Irán dejó este sábado sin efecto la reapertura del estrecho de Ormuz y volvió a imponer restricciones estrictas en esta vía marítima clave para el comercio global. La decisión del mando militar de Teherán responde directamente a la negativa del presidente Donald Trump de levantar el bloqueo a los puertos iraníes. Este movimiento anula el breve alivio en las tensiones y genera una nueva alerta roja en los mercados internacionales de crudo.

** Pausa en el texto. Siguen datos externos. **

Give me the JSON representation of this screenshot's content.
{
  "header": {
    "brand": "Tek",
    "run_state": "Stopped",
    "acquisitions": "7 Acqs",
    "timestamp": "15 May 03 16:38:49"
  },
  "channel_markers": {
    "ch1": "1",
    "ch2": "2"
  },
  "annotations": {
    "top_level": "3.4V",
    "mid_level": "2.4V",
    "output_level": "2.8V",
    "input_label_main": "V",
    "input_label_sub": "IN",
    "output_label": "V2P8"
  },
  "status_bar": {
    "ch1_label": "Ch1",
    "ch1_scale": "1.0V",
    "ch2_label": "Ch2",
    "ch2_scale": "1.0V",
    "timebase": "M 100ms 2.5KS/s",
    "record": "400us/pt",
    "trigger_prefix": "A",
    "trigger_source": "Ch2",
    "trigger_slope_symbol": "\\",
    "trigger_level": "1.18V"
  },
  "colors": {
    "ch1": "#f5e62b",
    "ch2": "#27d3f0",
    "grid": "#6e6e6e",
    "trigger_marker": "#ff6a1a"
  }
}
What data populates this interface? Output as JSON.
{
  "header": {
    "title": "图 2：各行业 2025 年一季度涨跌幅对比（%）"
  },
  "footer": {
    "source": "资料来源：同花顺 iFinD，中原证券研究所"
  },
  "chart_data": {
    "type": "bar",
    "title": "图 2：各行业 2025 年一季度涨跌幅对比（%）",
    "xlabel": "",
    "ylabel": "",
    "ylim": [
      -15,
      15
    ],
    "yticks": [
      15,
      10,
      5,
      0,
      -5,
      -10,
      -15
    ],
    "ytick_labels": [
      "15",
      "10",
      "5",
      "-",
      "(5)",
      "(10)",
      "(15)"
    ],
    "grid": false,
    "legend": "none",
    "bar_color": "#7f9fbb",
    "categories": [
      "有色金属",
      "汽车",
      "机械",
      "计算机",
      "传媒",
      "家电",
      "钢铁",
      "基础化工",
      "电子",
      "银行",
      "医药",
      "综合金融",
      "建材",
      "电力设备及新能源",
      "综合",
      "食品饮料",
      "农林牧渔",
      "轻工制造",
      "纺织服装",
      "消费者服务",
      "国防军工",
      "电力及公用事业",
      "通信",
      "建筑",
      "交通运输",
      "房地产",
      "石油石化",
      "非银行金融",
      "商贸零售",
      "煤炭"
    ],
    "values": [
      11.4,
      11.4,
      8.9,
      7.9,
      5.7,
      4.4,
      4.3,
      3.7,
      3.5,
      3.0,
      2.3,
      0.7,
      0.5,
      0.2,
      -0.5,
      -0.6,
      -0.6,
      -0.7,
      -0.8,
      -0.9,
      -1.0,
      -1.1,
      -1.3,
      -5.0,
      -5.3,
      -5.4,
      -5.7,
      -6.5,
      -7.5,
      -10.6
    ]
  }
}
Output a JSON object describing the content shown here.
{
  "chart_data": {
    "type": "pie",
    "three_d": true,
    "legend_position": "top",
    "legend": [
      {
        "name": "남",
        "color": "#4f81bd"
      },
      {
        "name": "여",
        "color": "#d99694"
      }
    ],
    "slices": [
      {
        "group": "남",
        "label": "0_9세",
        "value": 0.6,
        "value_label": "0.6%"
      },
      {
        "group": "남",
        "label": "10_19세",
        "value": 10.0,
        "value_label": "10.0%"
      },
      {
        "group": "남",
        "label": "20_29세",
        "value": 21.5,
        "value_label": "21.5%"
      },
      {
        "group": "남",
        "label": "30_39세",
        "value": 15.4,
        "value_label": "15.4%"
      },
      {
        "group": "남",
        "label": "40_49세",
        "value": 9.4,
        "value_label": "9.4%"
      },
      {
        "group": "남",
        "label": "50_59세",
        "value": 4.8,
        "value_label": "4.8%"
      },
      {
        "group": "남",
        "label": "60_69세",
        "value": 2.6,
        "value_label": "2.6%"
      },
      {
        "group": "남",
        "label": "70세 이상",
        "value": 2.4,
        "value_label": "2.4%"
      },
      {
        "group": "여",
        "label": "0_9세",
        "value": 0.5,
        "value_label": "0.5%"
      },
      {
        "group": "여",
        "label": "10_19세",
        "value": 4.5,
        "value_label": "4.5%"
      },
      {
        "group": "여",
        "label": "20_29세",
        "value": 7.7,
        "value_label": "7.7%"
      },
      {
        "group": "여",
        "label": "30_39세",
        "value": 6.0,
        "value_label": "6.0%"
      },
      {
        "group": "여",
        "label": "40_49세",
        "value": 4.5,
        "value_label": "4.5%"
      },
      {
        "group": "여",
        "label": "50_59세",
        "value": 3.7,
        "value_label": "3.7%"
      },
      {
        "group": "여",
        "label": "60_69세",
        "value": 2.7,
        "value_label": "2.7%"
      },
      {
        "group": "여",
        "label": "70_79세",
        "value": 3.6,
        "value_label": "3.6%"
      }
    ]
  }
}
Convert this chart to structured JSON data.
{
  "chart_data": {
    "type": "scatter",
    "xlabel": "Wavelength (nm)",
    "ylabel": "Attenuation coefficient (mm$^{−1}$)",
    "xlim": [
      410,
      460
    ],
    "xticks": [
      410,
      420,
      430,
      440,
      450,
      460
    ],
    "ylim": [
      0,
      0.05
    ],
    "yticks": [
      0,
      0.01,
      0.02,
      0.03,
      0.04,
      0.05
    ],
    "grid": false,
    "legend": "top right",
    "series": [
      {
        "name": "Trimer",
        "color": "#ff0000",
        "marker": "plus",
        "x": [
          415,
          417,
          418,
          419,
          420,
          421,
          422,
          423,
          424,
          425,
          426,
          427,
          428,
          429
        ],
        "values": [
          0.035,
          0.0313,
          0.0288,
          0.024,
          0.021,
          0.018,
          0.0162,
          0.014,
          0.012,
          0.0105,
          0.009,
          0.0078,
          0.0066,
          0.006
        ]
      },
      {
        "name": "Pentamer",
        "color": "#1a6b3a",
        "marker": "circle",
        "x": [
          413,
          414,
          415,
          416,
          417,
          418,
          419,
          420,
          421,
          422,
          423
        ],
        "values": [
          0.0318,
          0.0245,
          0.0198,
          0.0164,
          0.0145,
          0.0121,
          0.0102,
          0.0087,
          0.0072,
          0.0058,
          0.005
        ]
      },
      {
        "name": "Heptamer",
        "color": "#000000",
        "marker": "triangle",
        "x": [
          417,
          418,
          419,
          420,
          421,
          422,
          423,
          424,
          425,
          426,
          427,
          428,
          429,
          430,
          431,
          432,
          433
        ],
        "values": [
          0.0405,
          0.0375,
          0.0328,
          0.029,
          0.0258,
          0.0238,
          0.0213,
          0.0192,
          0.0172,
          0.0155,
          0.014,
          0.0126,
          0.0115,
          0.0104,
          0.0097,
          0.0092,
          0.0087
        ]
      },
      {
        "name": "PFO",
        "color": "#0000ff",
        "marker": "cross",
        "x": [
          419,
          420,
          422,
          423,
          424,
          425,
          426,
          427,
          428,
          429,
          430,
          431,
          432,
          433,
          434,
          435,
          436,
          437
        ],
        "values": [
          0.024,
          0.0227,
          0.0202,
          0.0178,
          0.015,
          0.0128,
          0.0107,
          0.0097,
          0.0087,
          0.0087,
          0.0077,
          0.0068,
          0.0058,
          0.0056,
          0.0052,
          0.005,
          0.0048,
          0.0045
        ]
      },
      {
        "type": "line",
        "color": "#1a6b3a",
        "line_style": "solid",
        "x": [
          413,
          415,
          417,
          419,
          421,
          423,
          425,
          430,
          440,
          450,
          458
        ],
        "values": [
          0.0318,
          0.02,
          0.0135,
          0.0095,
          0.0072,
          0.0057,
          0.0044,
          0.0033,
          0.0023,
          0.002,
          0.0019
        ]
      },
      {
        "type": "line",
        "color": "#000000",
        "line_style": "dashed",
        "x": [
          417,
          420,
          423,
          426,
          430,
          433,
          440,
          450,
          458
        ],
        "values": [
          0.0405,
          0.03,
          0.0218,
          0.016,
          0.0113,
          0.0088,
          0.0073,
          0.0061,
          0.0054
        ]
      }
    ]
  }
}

El mando militar conjunto de la República Islámica anunció que el control del estrecho de Ormuz regresó a su estado anterior. Las fuerzas armadas iraníes mantienen ahora una gestión estricta sobre el tránsito de buques en la zona. Esta medida se comunicó formalmente a menos de 24 horas de haberse anunciado una flexibilización en el área.
Irán advirtió que no permitirá el libre tránsito mientras persista el bloqueo de Estados Unidos contra sus terminales portuarias. El viceministro de Relaciones Exteriores, Saed Khatibzadeh, cuestionó la postura de la Casa Blanca frente al conflicto. Según el funcionario, su país no aceptará imposiciones externas mientras intenta facilitar un paso seguro bajo sus propios términos.
La nueva escalada de tensión ocurre en un momento crítico para la crisis energética que sacude a la economía mundial. El estrecho de Ormuz es el punto de paso para casi una quinta parte del petróleo que se comercializa globalmente. Los analistas temen que los precios vuelvan a dispararse tras la leve baja registrada durante la jornada del viernes.
El control de este paso estratégico es la principal herramienta de presión política que posee el régimen de Teherán. Ante esta situación, Estados Unidos mantiene un despliegue de fuerzas navales para intentar contrarrestar el dominio iraní. El equilibrio del alto el fuego parece romperse definitivamente mientras ambos países mantienen sus posturas inflexibles.